必要ない、なんて普通はありえないのに、彼はそこには触れずに、スーツから手際よく名刺を取り出し、それを押し付けた。
私はしぶしぶ受け取り、視線を落とす。そこには、意外な職業。
「・・・きみは医者なのか」
「そ。この街の優秀なドクターレオリオです」
「そうか。私には関係ない」
「そーもいかないんだよなあ。オレってばお人よしだからさ、
おまえみたいに死にそうなくらい血色の悪い奴はほっとけない」
「・・・なに」
彼の眼の色が変わるのを、私は気づけなかった。
「レオリオ」は一瞬だけたじろいだ私の間合いに入り込み、念を押すようなしぐさで顔を近づける。
かすかな消毒液の匂い。ツンとした香りが、私の全身に入り込む。
彼の存在感は、圧倒的だった。
「なにをそんなに思いつめてるのか知らないけどよ、ほんとに死んじまったらどうしようもないんだぜ」
「・・・おまえに」
「おまえになにがわかるか、って?」
「・・・」
「わかるさ」
なにをわかるんだ。
なにもわからないくせに。
やっぱりきみのような人間は、私の調子を狂わせる。

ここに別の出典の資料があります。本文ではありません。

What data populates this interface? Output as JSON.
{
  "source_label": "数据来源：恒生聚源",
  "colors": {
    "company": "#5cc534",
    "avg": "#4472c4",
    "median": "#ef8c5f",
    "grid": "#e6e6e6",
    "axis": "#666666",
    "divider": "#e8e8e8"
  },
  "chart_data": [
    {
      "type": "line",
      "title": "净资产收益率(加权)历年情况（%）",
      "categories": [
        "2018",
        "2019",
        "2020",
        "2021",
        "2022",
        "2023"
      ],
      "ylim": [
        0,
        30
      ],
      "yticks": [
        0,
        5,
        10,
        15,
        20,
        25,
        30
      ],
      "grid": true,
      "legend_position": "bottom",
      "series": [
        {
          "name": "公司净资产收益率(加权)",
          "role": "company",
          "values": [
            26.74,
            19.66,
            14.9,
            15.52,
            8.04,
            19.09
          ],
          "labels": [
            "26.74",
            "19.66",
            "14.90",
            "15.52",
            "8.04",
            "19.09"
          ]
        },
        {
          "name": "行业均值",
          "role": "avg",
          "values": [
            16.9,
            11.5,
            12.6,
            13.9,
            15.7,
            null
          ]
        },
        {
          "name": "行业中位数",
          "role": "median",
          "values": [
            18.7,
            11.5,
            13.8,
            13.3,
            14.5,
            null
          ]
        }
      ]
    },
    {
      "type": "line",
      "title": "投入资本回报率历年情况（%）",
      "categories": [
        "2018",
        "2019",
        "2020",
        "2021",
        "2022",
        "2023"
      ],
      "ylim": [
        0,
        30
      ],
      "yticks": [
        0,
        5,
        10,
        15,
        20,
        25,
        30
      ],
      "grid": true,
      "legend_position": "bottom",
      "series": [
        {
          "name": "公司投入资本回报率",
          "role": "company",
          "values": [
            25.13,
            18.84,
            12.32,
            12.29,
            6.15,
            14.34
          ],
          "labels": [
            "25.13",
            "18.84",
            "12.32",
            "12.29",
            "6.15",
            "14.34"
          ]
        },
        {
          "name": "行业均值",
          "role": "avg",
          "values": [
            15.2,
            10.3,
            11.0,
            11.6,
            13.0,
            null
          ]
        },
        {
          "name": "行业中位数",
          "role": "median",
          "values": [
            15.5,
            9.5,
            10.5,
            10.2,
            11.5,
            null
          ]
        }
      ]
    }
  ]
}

医者であるが故の、いらぬおせっかいなのだろう。
彼を無視して、その場を去った。
そして来たるべき最後の
最期の日。
仲間たちのもとへ眼を返すことができた。
そして私の人生も終わるはずだった。
はずだったのに。
来るはずのなかった「明後日」、妙な医者「レオリオ」のいる街へ戻った。
「来年の4月4日もここで逢えたら、すげえよなあ」
彼の最後の言葉が、私の頭の中から離れなかったから。
2011/04/04 Happy birthday Curarpikt.
2011/4/8
レオリオは誰にでも気さくなわけじゃないと思うんですよね、いまさらですが。
たぶん、クラピカのことを見て、「ほっとけなかった」から、こういう絡み方をしたのでしょう。